My dad has a full head of silver-grey hair. He always says that I’m partly responsible.
I’m sure I can think of a few incidents that sprouted a couple of those grey hairs. There was my 21st birthday opening dance. I choreographed a little Bollywood number and gave him about 15 minutes to learn it. Then there was the time I borrowed by cousin’s fitting suede and leather black dress to wear to the Standard 9 dance. Daddy took one look and calmly asked me to turn around, head back to my room and find some more clothes to put on. And then there was the day he came home from work and found me in tears on the phone with ‘long-distance’ boyfriend. Dad picked up the phone in the other room and gave the guy such a tongue lashing that even if he wasn’t planning a trip to hell, asshole boyfriend started packing his bags pretty fast.
Fathers are different to mothers. The close bond a girl forms with her mum is pretty natural and starts from about the time you decide you need to go bra shopping. Mums nag you about absolutely everything; you rebel as a teenager about absolutely everything and by the time you’re an adult, you’re the closest friends and can confide in each other. The bond a girl forms with her dad is different. It’s less verbal and less overt but supremely powerful.
The way a father exercises discipline is different to a mother. Mothers tend to spend the bulk of daily activity with their children and that allows them all the nagging time in the world. Very quickly, you get to learn mum’s reactions. But because you only see dad towards the end of the day, he tends not to play the nagging role and concentrates only on the major mess ups. So when you’ve done something wrong and dad voices his disappointment, you take note. It’s partly because he reserves his anger for special occasions and partly because you’re surprised he’s echoing mum’s words. Fathers watch from a distance. They observe everything and say little. But…they know things.
A girl will always need her father because he is the first man you get to know and he is the measure for all men you will ever meet. A girl will always need her dad for his quiet guidance and his ability to weather the storms with grace. He reminds you to see the world in perspective and to maintain dignity wherever you can. He builds a protective force field around you from the day you’re born and you feel it even when you’re old enough to know how to kick a guy in the balls. He can dispense advice like the Dalai Lama and dance with you like Fred Astaire. And most of all, he is able to straddle the worlds of old-school charm and contemporary reality.
Dad was my after-hours English and History Teacher.
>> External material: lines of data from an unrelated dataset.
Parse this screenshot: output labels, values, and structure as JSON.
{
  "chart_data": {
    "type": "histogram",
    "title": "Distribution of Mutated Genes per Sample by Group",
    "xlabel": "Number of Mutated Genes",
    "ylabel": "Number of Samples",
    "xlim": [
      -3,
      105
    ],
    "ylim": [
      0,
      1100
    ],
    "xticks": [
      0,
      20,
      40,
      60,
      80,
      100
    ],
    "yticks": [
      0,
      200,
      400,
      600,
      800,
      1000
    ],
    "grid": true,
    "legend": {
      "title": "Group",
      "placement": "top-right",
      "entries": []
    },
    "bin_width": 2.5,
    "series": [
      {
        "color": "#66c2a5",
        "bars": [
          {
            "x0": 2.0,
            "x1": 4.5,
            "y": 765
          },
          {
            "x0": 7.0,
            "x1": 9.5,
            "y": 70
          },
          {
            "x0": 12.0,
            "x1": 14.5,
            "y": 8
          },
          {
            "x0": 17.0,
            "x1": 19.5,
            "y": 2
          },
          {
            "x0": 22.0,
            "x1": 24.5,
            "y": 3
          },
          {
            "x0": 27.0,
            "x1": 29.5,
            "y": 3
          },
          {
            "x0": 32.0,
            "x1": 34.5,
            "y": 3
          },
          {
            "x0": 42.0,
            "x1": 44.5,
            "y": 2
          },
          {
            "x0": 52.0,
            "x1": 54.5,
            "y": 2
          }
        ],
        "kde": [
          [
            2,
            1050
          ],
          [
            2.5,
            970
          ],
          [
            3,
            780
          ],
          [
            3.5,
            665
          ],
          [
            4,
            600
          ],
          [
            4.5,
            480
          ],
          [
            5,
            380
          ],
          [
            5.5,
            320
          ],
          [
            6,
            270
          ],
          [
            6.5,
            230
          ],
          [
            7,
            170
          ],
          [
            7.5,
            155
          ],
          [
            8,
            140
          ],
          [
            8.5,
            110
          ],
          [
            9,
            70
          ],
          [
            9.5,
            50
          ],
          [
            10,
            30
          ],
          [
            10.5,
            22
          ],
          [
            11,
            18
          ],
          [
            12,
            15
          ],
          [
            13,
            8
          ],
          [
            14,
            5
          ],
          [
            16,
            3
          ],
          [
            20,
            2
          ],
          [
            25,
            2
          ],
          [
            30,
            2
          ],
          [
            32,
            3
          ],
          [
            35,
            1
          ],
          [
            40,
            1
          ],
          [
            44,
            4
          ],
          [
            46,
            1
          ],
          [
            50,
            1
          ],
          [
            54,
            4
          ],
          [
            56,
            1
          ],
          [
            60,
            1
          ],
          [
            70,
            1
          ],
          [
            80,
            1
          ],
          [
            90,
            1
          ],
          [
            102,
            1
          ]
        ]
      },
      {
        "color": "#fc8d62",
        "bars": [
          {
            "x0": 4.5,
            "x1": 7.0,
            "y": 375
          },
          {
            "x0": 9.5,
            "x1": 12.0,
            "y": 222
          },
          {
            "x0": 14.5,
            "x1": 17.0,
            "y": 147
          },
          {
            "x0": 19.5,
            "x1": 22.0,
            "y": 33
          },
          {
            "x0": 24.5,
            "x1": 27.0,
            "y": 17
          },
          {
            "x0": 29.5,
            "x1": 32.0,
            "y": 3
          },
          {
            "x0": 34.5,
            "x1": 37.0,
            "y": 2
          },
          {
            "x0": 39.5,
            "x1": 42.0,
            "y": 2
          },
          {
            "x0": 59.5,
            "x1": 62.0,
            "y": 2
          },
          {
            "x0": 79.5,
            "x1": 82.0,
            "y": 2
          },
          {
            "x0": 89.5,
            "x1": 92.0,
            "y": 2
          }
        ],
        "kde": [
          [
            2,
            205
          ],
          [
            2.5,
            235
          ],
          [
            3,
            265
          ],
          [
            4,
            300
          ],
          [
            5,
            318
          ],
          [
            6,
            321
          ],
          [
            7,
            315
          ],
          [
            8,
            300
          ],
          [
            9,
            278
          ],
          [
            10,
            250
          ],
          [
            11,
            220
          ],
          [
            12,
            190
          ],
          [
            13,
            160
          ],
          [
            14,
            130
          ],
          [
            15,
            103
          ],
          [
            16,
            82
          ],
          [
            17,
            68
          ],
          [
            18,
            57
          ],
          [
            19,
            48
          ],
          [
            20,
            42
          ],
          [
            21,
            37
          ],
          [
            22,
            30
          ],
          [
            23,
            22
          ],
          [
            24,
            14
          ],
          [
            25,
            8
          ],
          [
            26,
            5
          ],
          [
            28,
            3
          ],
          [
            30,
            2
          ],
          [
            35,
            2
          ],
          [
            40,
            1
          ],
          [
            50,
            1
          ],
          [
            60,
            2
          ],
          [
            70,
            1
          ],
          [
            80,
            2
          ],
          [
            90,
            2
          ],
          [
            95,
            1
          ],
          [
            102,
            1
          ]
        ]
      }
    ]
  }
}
I wouldn’t sleep well at night if he didn’t tuck me into bed. He open-heartedly agreed with my decision to study Drama and welcomed me back into his home when I decided to leave advertising to be a ‘starving’ dancer. He once sat through a long, angst-ridden contemporary dance piece of mine and when it was over he said: “I’m sorry, I didn’t really get what that was all about. But you were beautiful.”
My dad once gave me permission to tell a nasty, disrespectful old woman to “fuck off”. He has shared dirty jokes in my presence and taught me that no state of being is a permanent state. He always surprises me with his ability to help me put my head back on my neck when I’ve clearly lost it. He is the most open-minded person I know and has taught, and continues to teach me, that better judgement sometimes exists without society’s approval.
Dad, I know you’re not sentimental or romantic like mum. So forgive my next gushy outburst – you can blame it on her genes. But…I have to say that I love you more than you know. I will always always need you. And even though you have not one remaining black hair on your head, I’m proud of your silver crop. In a sea of men, it makes it easy to spot you, for you are the rarest of them all.